The newspaper became a powerful instrument in the development of nationalism with the widespread development of reading in the nineteenth century; Bismarck would employ it to unite all of Germany. But it wasn’t long before the hero had transformed again. Here in the United States that change came at the conclusion of the Civil War. At the time, the nation’s pop culture revolved around three types of heroes – Indian fighters, outlaw gunfighters and the lawmen who fought them (and were often not much more legal than the outlaws). These weren’t, in either case, figures of national importance or even individuals whose exploits were being used to foster a sense of nationalism. They were instead indications of American’s state of mind. Years of brainwashing had convinced our forefathers that the Indians were savages and so all activities surrounding them were clouded with that viewpoint. Indian fighters represented our ability to tame America. Likewise with the lawmen, whose purview was U.S. settlements.

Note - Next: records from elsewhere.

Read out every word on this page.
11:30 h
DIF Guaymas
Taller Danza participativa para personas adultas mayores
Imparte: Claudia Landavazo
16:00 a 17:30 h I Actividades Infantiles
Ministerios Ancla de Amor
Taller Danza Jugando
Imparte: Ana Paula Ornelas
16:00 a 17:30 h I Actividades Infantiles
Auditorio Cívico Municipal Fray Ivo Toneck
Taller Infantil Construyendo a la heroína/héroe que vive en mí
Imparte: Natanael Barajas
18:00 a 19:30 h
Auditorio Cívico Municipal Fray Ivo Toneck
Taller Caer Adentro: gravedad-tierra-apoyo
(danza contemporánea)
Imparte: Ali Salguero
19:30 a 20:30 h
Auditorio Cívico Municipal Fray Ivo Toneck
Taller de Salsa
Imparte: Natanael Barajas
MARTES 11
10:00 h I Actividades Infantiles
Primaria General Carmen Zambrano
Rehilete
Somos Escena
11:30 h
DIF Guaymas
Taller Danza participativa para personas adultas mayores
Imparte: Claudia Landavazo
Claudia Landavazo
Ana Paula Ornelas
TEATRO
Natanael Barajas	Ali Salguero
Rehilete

And it was easy to associate many outlaws with a continuing rebellion against the north because several individuals, the James brothers among them, had fought for the south during the war. Outlaws could be seen as a rebellion against the civilizing of the west as well in their attacks on the railroads, banks, and stagecoaches that embodied that expanding civilization.
But these types of heroes could only survive in a specific environment, and that environment disappeared with improvements in train travel and law enforcement. And of course the people who had helped to “tame” the west got old.
In a way, the very tools that destroyed the environment became the new concerns. The blatant use of power demonstrated by Rockefeller, Carnegie, and Morgan made the American public aware and fearful of the economically powerful. The very machines that had made life easier were also seen for the first time as taking jobs – and their potential was limitless. The highly intelligent people who were making these technological improvements had abilities beyond the imaginations of most people. Concerns about where their inventions might lead were terrifying; the horrors of World War I (mustard gas, tanks, first major use of a practical machine gun) were a perfect justification for those fears. And they took personified form in the Lex Luthors, the Jokers, and the Brainiacs of the newly forming comic book universe. But what they are at their core is undeniable; our fears being beaten by our heroes.
The intelligent invent things like microelectronics and the Internet right along with bombs and smaller weapons, their contributions vary with the environment. Machines are limited in morality and abilities by their creators. And although the wealthy are capable of great evils in our world, they are not all evil.
Personally, I would love to see a villain representing the real evils in our society; those controlling the progression of recycling and the use of environmentally-friendly fuels. Or the people who pay for our politicians. Someone not necessarily smart or evil, just self-centered and wealthy.
But, I don’t see that happening as long as we need our bad guys to wear all black and twirl their mustaches for us. How about you?